Cation Leak Through the ATP1A3 Pump Causes Spasticity and Intellectual Disability

Authors

Daniel G Calame
Cristina Moreno Vadillo
Seth Berger
Timothy Lotze
Marwan Shinawi
Javaher Poupak
Corina Heller
Julie Cohen
Richard Person
Aida Telegrafi
Chalongchai Phitsanuwong
Kaylene Fiala
Isabelle Thiffault
Florencia Del Viso
Dihong Zhou
Emily A Fleming
Tomi Pastinen
Ali Fatemi
Sruthi Thomas
Samuel I Pascual
Rosa J Torres
Carmen Prior
Clara Gómez-González
Saskia Biskup
James R Lupski
Dragan Maric
Miguel Holmgren
Debra Regier
Sho T Yano

Publication Date

8-1-2023

Journal

Brain

DOI

10.1093/brain/awad124

PMID

37043503

PMCID

PMC10393399

PubMedCentral® Posted Date

4-12-2023

PubMedCentral® Full Text Version

Post-print

Published Open-Access

yes

Keywords

Humans, Mutation, Syndrome, Intellectual Disability, Cerebellar Ataxia, Phenotype, Muscle Spasticity, Cations, Sodium-Potassium-Exchanging ATPase, ATP1A3, sodium-potassium ATPase, neurodevelopmental disorders, spastic paraparesis, spasticity

Abstract

ATP1A3 encodes the α3 subunit of the sodium-potassium ATPase, one of two isoforms responsible for powering electrochemical gradients in neurons. Heterozygous pathogenic ATP1A3 variants produce several distinct neurological syndromes, yet the molecular basis for phenotypic variability is unclear.
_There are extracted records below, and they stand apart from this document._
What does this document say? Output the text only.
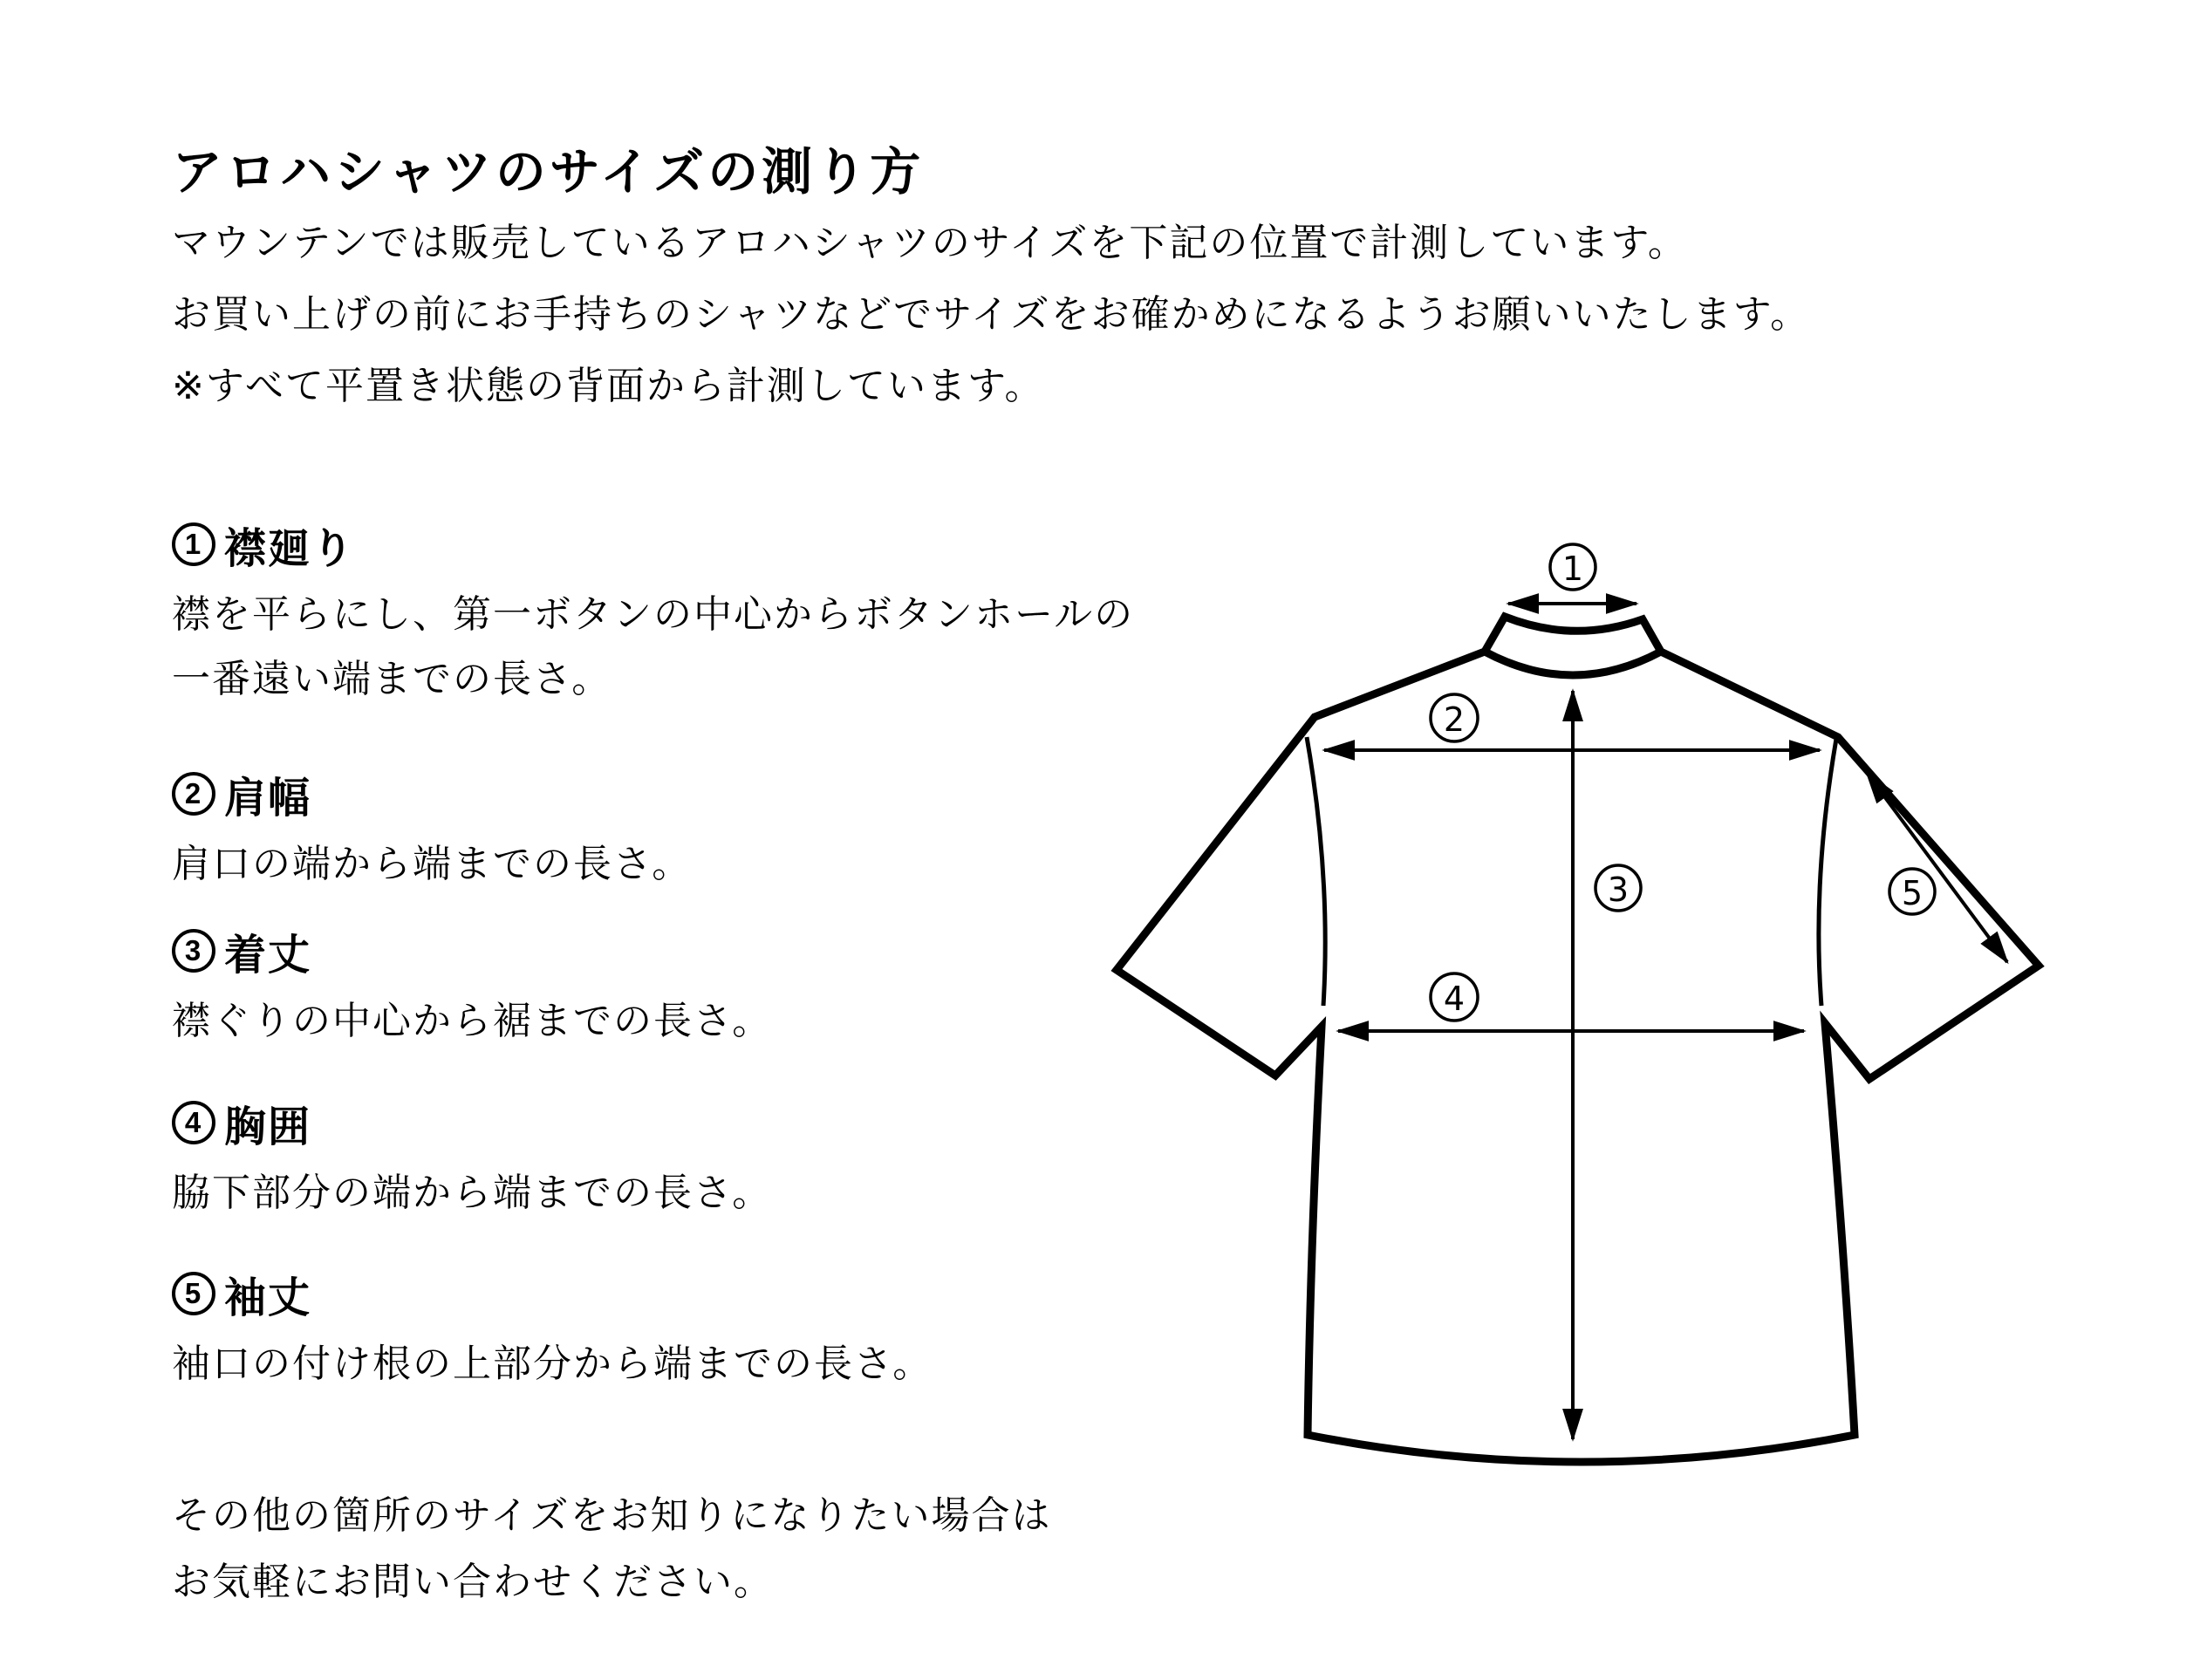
アロハシャツのサイズの測り方
マウンテンでは販売しているアロハシャツのサイズを下記の位置で計測しています。
お買い上げの前にお手持ちのシャツなどでサイズをお確かめになるようお願いいたします。
※すべて平置き状態の背面から計測しています。
1 襟廻り
襟を平らにし、第一ボタンの中心からボタンホールの
一番遠い端までの長さ。
2 肩幅
肩口の端から端までの長さ。
3 着丈
襟ぐりの中心から裾までの長さ。
4 胸囲
脇下部分の端から端までの長さ。
5 袖丈
袖口の付け根の上部分から端までの長さ。
その他の箇所のサイズをお知りになりたい場合は
お気軽にお問い合わせください。
1
2
3
4
5
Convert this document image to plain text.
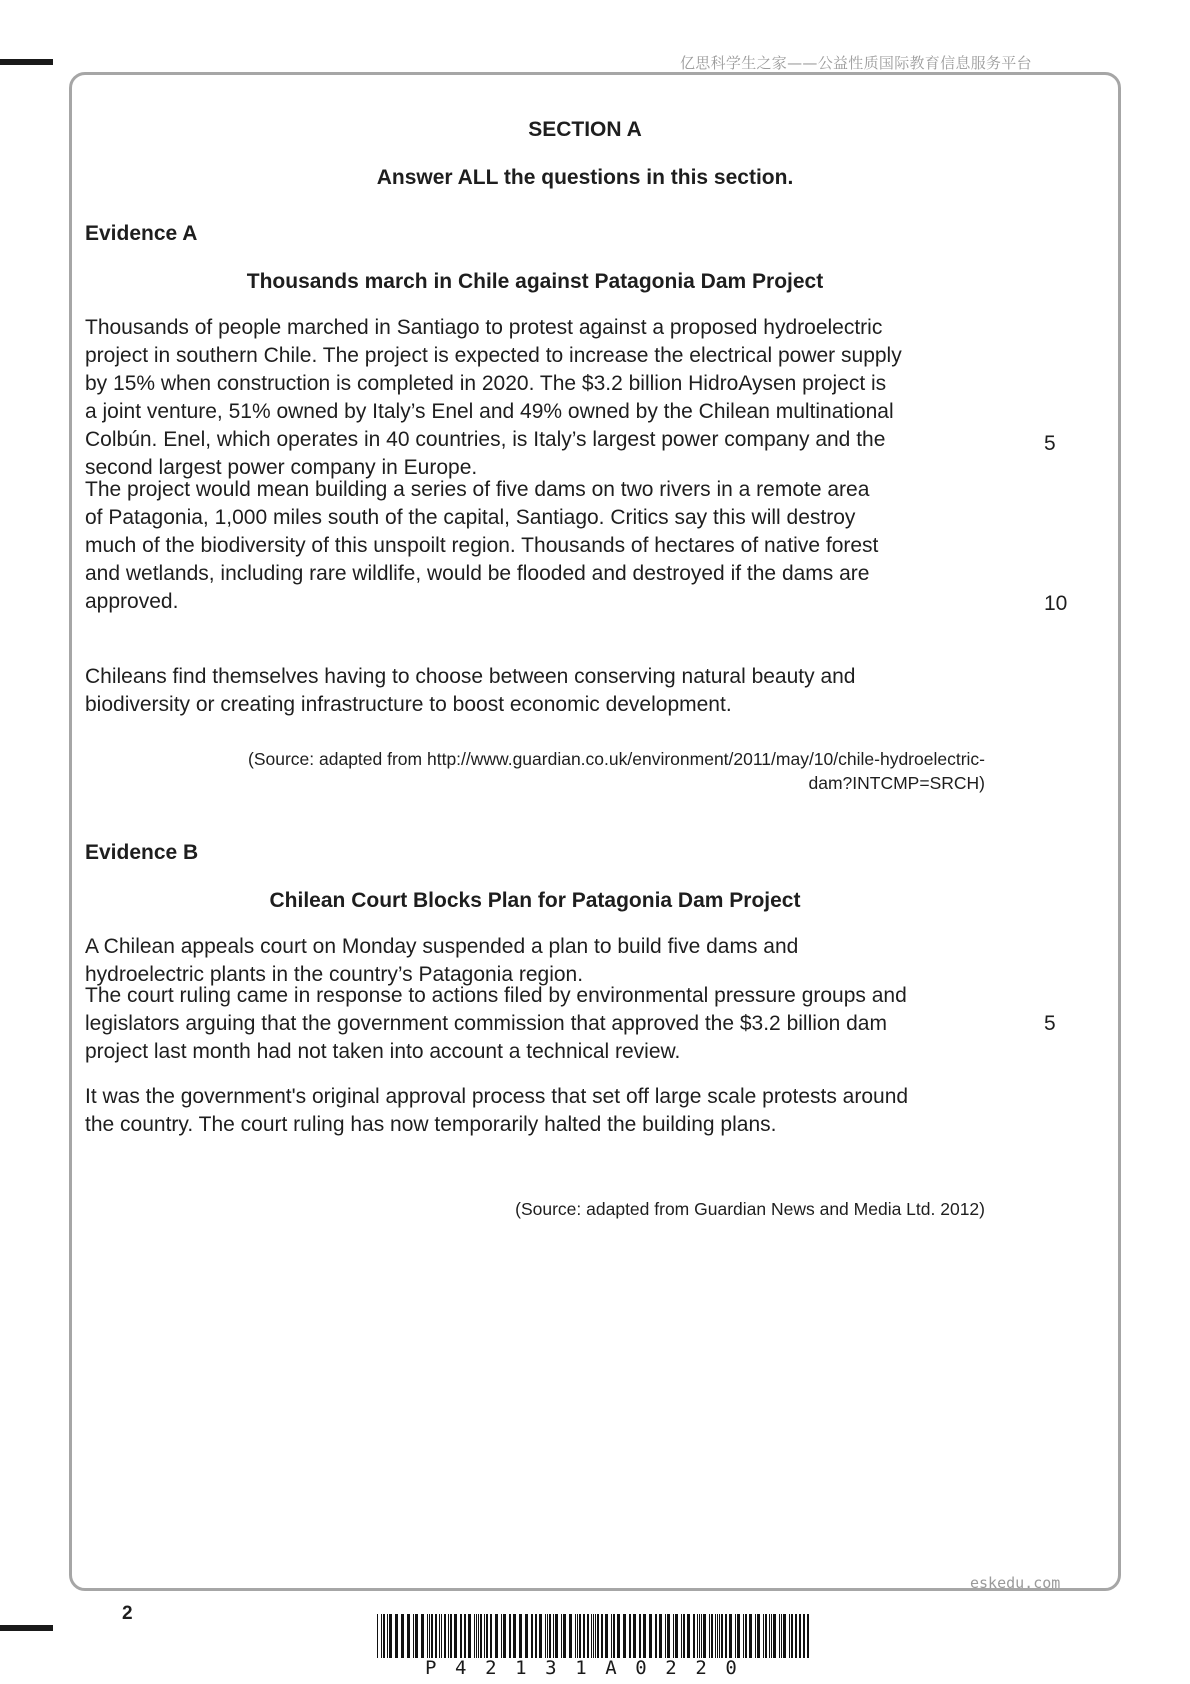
亿思科学生之家——公益性质国际教育信息服务平台
SECTION A

Answer ALL the questions in this section.

Evidence A
Thousands march in Chile against Patagonia Dam Project

Thousands of people marched in Santiago to protest against a proposed hydroelectric
project in southern Chile. The project is expected to increase the electrical power supply
by 15% when construction is completed in 2020. The $3.2 billion HidroAysen project is
a joint venture, 51% owned by Italy’s Enel and 49% owned by the Chilean multinational
Colbún. Enel, which operates in 40 countries, is Italy’s largest power company and the
second largest power company in Europe.

5

The project would mean building a series of five dams on two rivers in a remote area
of Patagonia, 1,000 miles south of the capital, Santiago. Critics say this will destroy
much of the biodiversity of this unspoilt region. Thousands of hectares of native forest
and wetlands, including rare wildlife, would be flooded and destroyed if the dams are
approved.	10

Chileans find themselves having to choose between conserving natural beauty and
biodiversity or creating infrastructure to boost economic development.

(Source: adapted from http://www.guardian.co.uk/environment/2011/may/10/chile-hydroelectric-
dam?INTCMP=SRCH)

Evidence B
Chilean Court Blocks Plan for Patagonia Dam Project

A Chilean appeals court on Monday suspended a plan to build five dams and
hydroelectric plants in the country’s Patagonia region.

The court ruling came in response to actions filed by environmental pressure groups and
legislators arguing that the government commission that approved the $3.2 billion dam
project last month had not taken into account a technical review.

5

It was the government's original approval process that set off large scale protests around
the country. The court ruling has now temporarily halted the building plans.

(Source: adapted from Guardian News and Media Ltd. 2012)

eskedu.com
2
P42131A0220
We report a novel recurrent variant, ATP1A3(NM_152296.5):c.2324C>T; p.(Pro775Leu), in nine individuals associated with the primary clinical features of progressive or non-progressive spasticity and developmental delay/intellectual disability. No patients fulfil diagnostic criteria for ATP1A3-associated syndromes, including alternating hemiplegia of childhood, rapid-onset dystonia-parkinsonism or cerebellar ataxia-areflexia-pes cavus-optic atrophy-sensorineural hearing loss (CAPOS), and none were suspected of having an ATP1A3-related disorder. Uniquely among known ATP1A3 variants, P775L causes leakage of sodium ions and protons into the cell, associated with impaired sodium binding/occlusion kinetics favouring states with fewer bound ions.

These phenotypic and electrophysiologic studies demonstrate that ATP1A3:c.2324C>T; p.(Pro775Leu) results in mild ATP1A3-related phenotypes resembling complex hereditary spastic paraplegia or idiopathic spastic cerebral palsy. Cation leak provides a molecular explanation for this genotype-phenotype correlation, adding another mechanism to further explain phenotypic variability and highlighting the importance of biophysical properties beyond ion transport rate in ion transport diseases.